Palaiseau's publication shows the toll-gates that remained in 1819 (several had already been removed and by the end of the nineteenth-century few remained) and is the most important of several sources showing the 'barrières' as it depicts them in situ and as they stood. Ledoux's own designs, published in 1847, depict the 'barrières' in an ideal setting as do the nine plates in Gaitte's 1792 publication of Paris buildings and houses.
The plates, etched with very simple lines and with large blank areas, were issued in two parts in 1819 and 1820. The simplicity of the etching suggests that the plates were intended to be coloured, however complete copies of this suite are rare. COPAC lists no copies in the UK, while WorldCat locates three copies in France, a copy at Lausanne; only one copy is listed in North America, at McGill University.
' ... there are J. L. G. B. Palaiseau's 48 engravings of 'Les Barrières de Paris' [sic] of 1819, recording the actual state of the buildings at that time, in their setting. Though by no means unique, tis publication is extremely rare. The engravings were lightly etched ... The sequence begins in the south-east and works round clockwise (only the Barrière de Fontainebleau is misplaced). The two notable omissions are views of the rotonda at Monceau and the Bureau de la Villette, both of which still survive ... Altogether this is a record of an unusual kind, executed with special concern to evoke the actuality and the atmosphere surrounding each of these highly idiosynvratic structures.' (Weinreb).
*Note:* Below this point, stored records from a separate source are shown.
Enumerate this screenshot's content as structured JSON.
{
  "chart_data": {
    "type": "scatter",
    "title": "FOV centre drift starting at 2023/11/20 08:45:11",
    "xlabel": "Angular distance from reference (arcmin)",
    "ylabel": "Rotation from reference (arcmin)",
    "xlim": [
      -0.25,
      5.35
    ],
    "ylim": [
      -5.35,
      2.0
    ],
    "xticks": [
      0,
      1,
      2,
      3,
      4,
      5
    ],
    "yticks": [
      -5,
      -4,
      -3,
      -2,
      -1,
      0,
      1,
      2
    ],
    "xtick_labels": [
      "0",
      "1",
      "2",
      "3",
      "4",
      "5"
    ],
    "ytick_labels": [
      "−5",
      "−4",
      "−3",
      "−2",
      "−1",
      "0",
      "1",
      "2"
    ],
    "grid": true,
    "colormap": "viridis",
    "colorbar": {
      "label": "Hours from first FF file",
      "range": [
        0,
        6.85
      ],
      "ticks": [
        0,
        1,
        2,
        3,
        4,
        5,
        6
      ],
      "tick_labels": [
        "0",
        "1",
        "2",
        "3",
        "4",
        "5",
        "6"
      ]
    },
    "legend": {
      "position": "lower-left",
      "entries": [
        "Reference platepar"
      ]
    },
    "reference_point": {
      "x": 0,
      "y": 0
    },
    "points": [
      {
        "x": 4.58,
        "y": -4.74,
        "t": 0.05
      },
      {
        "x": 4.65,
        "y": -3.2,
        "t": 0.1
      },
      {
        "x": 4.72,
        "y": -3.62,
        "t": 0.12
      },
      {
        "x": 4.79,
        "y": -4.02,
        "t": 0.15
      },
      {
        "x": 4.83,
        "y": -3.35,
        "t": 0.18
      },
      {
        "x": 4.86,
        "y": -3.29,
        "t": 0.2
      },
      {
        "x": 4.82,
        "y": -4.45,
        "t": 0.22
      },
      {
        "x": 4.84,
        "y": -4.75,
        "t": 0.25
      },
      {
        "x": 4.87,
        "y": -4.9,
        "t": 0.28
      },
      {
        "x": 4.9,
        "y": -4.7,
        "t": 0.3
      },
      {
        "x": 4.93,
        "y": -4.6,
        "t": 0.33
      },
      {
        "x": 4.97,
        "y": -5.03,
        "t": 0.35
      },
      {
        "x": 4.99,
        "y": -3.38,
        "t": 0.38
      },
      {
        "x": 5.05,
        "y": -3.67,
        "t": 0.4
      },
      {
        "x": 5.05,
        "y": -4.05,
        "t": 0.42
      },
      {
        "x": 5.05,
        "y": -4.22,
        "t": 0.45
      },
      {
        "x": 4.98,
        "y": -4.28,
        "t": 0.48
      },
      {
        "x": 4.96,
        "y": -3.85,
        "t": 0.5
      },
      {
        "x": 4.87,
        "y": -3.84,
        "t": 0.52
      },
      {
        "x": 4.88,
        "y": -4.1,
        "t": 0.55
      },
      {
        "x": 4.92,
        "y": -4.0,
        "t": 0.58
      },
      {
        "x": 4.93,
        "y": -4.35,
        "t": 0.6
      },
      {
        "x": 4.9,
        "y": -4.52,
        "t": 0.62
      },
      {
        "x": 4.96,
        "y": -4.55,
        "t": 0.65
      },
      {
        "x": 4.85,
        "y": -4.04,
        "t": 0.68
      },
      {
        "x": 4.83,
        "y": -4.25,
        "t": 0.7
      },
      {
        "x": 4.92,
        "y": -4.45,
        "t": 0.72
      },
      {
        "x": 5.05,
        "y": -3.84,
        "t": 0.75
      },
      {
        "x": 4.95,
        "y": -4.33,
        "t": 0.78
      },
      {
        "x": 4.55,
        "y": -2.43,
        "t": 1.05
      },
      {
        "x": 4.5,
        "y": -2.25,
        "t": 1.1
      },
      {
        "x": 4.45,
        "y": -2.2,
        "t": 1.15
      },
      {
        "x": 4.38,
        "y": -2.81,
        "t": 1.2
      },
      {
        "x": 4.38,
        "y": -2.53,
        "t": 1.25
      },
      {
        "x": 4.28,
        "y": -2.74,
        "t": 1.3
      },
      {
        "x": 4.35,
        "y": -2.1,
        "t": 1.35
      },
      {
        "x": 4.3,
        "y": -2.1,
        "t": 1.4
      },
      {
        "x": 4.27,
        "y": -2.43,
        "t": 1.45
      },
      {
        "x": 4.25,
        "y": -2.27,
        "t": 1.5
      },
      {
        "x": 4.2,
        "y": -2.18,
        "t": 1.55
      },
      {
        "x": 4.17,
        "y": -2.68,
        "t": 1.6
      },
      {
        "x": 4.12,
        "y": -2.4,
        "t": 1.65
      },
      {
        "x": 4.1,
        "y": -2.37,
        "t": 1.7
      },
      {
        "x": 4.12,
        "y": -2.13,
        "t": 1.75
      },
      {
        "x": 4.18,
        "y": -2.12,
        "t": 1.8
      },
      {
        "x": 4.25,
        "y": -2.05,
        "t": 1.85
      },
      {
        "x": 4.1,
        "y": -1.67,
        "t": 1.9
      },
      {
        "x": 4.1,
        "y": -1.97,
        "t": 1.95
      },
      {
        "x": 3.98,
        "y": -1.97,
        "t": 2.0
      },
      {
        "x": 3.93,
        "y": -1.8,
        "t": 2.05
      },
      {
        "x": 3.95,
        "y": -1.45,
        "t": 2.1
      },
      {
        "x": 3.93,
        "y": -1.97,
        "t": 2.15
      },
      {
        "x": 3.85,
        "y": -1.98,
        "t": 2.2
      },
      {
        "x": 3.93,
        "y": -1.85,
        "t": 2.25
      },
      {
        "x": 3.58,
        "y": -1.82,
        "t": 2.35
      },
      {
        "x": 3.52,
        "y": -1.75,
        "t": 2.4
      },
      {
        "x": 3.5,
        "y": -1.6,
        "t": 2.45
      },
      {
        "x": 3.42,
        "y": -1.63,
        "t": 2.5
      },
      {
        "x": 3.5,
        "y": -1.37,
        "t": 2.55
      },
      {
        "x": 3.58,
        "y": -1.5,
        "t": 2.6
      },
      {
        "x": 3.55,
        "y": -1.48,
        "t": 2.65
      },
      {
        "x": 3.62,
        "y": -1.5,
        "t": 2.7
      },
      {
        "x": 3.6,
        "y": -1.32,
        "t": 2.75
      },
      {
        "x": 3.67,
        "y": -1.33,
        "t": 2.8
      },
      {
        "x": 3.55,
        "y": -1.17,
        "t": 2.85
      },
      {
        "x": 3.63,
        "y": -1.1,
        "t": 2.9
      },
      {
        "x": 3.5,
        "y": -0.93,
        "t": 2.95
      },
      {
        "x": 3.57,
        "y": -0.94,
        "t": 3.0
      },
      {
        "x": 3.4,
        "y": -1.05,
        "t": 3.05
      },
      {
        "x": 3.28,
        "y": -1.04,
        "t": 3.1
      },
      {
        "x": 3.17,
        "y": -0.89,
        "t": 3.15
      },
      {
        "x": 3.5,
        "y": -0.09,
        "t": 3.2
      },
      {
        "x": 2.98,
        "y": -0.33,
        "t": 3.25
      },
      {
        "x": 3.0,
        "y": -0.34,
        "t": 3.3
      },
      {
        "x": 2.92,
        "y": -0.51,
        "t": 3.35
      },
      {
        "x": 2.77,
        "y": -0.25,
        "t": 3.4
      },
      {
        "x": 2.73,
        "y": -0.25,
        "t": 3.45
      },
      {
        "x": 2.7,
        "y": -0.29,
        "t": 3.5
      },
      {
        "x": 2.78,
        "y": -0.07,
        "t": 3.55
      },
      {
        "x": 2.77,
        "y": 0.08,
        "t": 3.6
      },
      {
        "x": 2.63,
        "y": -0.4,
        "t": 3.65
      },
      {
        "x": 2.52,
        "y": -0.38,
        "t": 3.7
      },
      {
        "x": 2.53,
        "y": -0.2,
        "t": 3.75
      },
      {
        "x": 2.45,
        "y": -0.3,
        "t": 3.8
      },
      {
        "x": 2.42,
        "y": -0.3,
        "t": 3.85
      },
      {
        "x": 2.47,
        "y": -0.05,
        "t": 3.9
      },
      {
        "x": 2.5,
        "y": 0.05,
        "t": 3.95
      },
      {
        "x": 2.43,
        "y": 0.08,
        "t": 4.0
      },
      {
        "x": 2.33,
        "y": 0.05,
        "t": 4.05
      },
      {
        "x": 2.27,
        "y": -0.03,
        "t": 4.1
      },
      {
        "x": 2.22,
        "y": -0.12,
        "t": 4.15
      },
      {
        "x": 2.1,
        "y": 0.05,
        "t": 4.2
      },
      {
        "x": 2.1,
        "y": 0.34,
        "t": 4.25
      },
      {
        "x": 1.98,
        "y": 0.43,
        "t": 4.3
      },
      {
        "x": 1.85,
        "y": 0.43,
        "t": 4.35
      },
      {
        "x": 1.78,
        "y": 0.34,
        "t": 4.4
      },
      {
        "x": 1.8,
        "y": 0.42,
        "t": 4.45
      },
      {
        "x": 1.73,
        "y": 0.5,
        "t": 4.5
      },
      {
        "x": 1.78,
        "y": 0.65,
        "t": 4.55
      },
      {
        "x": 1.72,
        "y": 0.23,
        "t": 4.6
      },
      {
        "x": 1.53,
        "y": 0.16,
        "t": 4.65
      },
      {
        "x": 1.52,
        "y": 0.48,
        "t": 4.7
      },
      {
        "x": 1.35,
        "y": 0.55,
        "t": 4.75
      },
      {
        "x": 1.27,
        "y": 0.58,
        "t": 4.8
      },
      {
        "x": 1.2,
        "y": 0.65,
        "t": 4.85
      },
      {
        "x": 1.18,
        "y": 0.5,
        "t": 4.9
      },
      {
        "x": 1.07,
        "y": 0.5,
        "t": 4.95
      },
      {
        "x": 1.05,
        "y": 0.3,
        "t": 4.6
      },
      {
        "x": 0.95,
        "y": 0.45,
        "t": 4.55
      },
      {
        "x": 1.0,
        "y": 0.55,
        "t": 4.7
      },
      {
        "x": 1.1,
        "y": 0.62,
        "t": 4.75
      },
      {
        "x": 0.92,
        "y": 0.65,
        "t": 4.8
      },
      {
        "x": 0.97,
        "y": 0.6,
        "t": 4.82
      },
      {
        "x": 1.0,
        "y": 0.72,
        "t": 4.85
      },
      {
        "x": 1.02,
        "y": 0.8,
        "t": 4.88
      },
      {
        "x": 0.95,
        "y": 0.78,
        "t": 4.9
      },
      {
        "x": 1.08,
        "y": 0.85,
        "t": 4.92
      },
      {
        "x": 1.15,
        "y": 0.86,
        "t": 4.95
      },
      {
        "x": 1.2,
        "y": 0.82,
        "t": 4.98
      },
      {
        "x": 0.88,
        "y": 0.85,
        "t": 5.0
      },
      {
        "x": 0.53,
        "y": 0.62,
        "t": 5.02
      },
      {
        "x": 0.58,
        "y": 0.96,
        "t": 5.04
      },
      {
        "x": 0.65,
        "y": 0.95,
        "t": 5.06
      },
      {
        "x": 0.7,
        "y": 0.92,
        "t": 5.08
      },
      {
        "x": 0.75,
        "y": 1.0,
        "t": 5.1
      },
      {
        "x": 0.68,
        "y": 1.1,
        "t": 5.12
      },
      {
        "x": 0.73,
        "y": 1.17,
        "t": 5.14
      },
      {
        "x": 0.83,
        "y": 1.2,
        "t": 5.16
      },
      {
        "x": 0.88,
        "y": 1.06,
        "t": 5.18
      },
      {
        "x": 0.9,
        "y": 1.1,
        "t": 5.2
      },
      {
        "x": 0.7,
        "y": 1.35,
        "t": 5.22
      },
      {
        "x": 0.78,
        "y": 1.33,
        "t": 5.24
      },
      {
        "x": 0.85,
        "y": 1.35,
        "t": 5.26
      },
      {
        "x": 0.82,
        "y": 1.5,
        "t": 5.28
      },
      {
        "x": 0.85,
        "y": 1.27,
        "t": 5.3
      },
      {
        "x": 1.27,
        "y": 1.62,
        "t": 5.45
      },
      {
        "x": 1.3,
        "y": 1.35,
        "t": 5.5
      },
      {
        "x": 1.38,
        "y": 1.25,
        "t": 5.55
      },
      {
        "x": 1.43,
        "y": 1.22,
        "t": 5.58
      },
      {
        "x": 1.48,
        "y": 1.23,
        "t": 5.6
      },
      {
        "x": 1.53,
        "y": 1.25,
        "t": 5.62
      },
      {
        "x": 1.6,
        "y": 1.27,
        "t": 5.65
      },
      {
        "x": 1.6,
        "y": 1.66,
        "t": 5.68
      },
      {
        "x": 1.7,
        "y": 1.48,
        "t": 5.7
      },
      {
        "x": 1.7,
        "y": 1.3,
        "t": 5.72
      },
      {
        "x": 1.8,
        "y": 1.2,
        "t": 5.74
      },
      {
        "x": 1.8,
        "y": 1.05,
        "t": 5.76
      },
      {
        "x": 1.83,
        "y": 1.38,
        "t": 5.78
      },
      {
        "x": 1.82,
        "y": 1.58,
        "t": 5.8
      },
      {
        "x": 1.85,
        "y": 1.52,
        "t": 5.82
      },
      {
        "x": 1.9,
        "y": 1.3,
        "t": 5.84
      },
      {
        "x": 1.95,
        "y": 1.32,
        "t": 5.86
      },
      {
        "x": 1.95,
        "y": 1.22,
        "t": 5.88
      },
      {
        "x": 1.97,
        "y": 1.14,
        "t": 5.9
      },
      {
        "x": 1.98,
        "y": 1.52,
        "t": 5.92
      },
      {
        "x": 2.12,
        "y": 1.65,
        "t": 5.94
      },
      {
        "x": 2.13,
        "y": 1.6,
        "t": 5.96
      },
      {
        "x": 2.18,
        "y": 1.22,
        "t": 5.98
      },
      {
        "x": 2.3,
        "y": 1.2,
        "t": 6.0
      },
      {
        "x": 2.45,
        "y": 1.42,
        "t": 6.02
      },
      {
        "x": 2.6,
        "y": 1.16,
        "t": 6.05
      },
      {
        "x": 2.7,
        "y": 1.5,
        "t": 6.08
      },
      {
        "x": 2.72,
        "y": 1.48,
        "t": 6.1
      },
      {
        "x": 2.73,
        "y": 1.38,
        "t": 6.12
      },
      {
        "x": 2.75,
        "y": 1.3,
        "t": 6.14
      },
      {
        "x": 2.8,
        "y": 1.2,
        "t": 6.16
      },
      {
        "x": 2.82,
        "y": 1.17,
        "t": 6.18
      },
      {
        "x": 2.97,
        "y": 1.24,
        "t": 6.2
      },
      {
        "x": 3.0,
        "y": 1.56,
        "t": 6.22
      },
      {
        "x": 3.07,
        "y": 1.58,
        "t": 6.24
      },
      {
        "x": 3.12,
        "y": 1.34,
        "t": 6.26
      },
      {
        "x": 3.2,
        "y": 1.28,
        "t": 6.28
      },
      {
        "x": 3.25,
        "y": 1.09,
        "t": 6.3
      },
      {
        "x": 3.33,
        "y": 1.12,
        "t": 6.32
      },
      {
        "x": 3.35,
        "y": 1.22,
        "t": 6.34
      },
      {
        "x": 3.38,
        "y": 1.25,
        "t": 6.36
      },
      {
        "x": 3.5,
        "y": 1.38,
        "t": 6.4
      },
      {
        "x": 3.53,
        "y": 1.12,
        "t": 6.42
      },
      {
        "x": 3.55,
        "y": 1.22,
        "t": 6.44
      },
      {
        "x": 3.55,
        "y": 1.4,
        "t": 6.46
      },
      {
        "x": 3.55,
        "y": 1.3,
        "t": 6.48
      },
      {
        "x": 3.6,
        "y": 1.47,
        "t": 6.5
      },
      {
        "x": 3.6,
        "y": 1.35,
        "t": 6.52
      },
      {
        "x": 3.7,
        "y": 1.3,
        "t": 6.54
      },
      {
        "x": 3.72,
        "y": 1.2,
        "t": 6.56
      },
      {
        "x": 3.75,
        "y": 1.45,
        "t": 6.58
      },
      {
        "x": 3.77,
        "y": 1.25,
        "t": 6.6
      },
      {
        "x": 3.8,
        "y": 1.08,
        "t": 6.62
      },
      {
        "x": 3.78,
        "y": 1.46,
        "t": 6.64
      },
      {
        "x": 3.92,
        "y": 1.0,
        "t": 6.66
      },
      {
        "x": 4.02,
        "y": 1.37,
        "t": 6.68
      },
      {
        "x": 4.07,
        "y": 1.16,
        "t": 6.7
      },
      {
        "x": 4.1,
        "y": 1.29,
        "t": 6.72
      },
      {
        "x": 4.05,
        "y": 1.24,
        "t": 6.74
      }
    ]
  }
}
[PROVENANCE: Engraved bookplate of Paul Lacombe to front pastedown; additional unidentified bookplate to front pastedown].
[see Weinreb 57, 178; not in Millard; not in Berlin; not in Brunet; not in RIBA Early Printed Books].
Folio. (470 x 325 mm). Original part wrappers serving as title-pages, list of plates tipped-in to intial blank leaf verso and 48 etched plates on 48 untrimmed sheets, each numbered, with the signature of 'Palaiseau' and dated '1819' (six plates without number, signature or date, each supplied in pencil). Sheet size: 460 x 300 mm. Nineteenth-cenury marbled boards, backstrip lacking, original front and rear part wrappers for 1819 and 1820 retained.